Ambiguity - The Enemy of the Autistic?

How do you lovely people cope / deal with ambiguity?
I'm guessing that most autistic people would struggle, or is it just me?

For me, ambiguity can lead to assumptions.
Assumptions can lead to misunderstandings / incorrect interpretations.
misunderstandings / incorrect interpretations can lead to mistakes.

This is critical in my line of work (I work in IT) and ambiguity usually equals delays, excessive cost and poor quality.
I'm more than happy to expand on my situation if there is interest in this topic of conversation.

  • Join the club.

    I find it difficult to deal with people being here 'in ten minutes' then not arrive until an hour later.

  • This is critical in my line of work (I work in IT) and ambiguity usually equals delays, excessive cost and poor quality.

    I used this to my advantage and developed a nice career in project management and IT service design, transition and delivery where being specific was demanded.

    In day to day life I used the skills from this to ask when something is vague although I have learned to let some things socially remain vague so they have a more organic nature.

  • Your title sums up my feelings perfectly, (if you simply remove the question mark) in terms of my need for VERY clear and absolute instructions, if I am required to DO something.  These days, I will not embark on anything in my work life without first agreeing very clear and absolute instructions regarding the scope and remit of what I am expected to achieve.

    I have not always known this about myself.  Prior to my realisation and acceptance of my autism, I believed that I was perfectly capable at "filling in the gaps" for myself.  Big mistake.....HUGE !!  After a couple of very confusing FUBAR situations in my work life, it became increasingly evident that some of the unfathomable "logic" of an NT brain is simply beyond my own comprehension.

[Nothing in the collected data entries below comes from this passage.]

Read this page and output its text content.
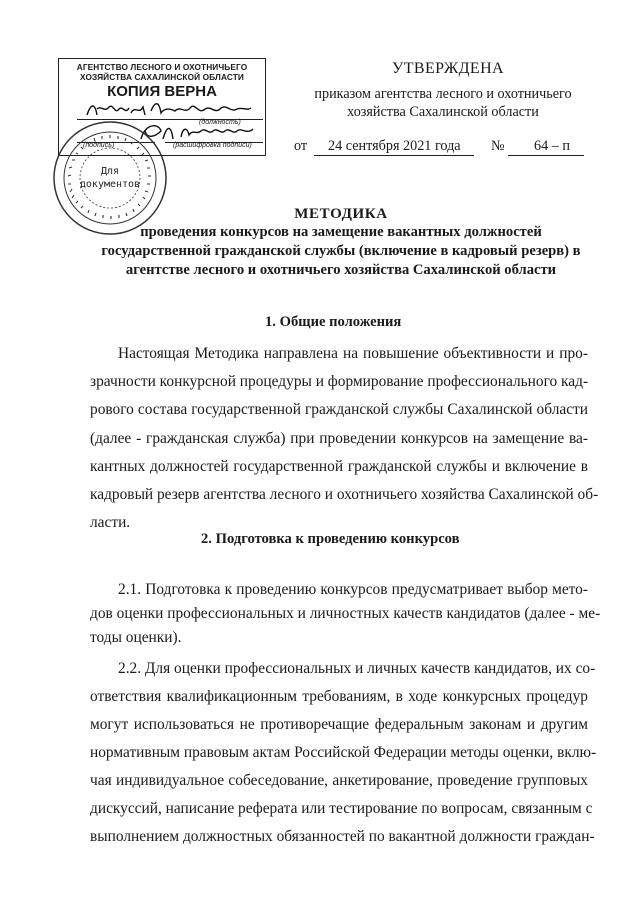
АГЕНТСТВО ЛЕСНОГО И ОХОТНИЧЬЕГО
ХОЗЯЙСТВА САХАЛИНСКОЙ ОБЛАСТИ
КОПИЯ ВЕРНА
(должность)
(подпись)	(расшифровка подписи)
Для
документов
УТВЕРЖДЕНА
приказом агентства лесного и охотничьего
хозяйства Сахалинской области
от 24 сентября 2021 года № 64 – п
МЕТОДИКА
проведения конкурсов на замещение вакантных должностей
государственной гражданской службы (включение в кадровый резерв) в
агентстве лесного и охотничьего хозяйства Сахалинской области
1. Общие положения
Настоящая Методика направлена на повышение объективности и про-
зрачности конкурсной процедуры и формирование профессионального кад-
рового состава государственной гражданской службы Сахалинской области
(далее - гражданская служба) при проведении конкурсов на замещение ва-
кантных должностей государственной гражданской службы и включение в
кадровый резерв агентства лесного и охотничьего хозяйства Сахалинской об-
ласти.
2. Подготовка к проведению конкурсов
2.1. Подготовка к проведению конкурсов предусматривает выбор мето-
дов оценки профессиональных и личностных качеств кандидатов (далее - ме-
тоды оценки).
2.2. Для оценки профессиональных и личных качеств кандидатов, их со-
ответствия квалификационным требованиям, в ходе конкурсных процедур
могут использоваться не противоречащие федеральным законам и другим
нормативным правовым актам Российской Федерации методы оценки, вклю-
чая индивидуальное собеседование, анкетирование, проведение групповых
дискуссий, написание реферата или тестирование по вопросам, связанным с
выполнением должностных обязанностей по вакантной должности граждан-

    "When you *** up, it makes a *** go ass shaped>?....."....no wait, that's not right?!

  • Yes and often I don't even know it is happening until reflecting back after the conversation. I think it's built in at a fundamental level with a lot of allistic people. It has caused me problems in the past when I have asked for help (more than once),  the other person thinks they've helped, so do I, but can't work out why I'm still struggling then it all gets in a mess. It happens with friends who make vague plans but I think we have made proper plans. I'm learning to meet myself half way these days but it takes ongoing practise. I'm fortunate to be surrounded by many people who are quite direct which makes life a bit easier. Or I ask for clarification. 

    "When you assume it makes an ass out of u and me!"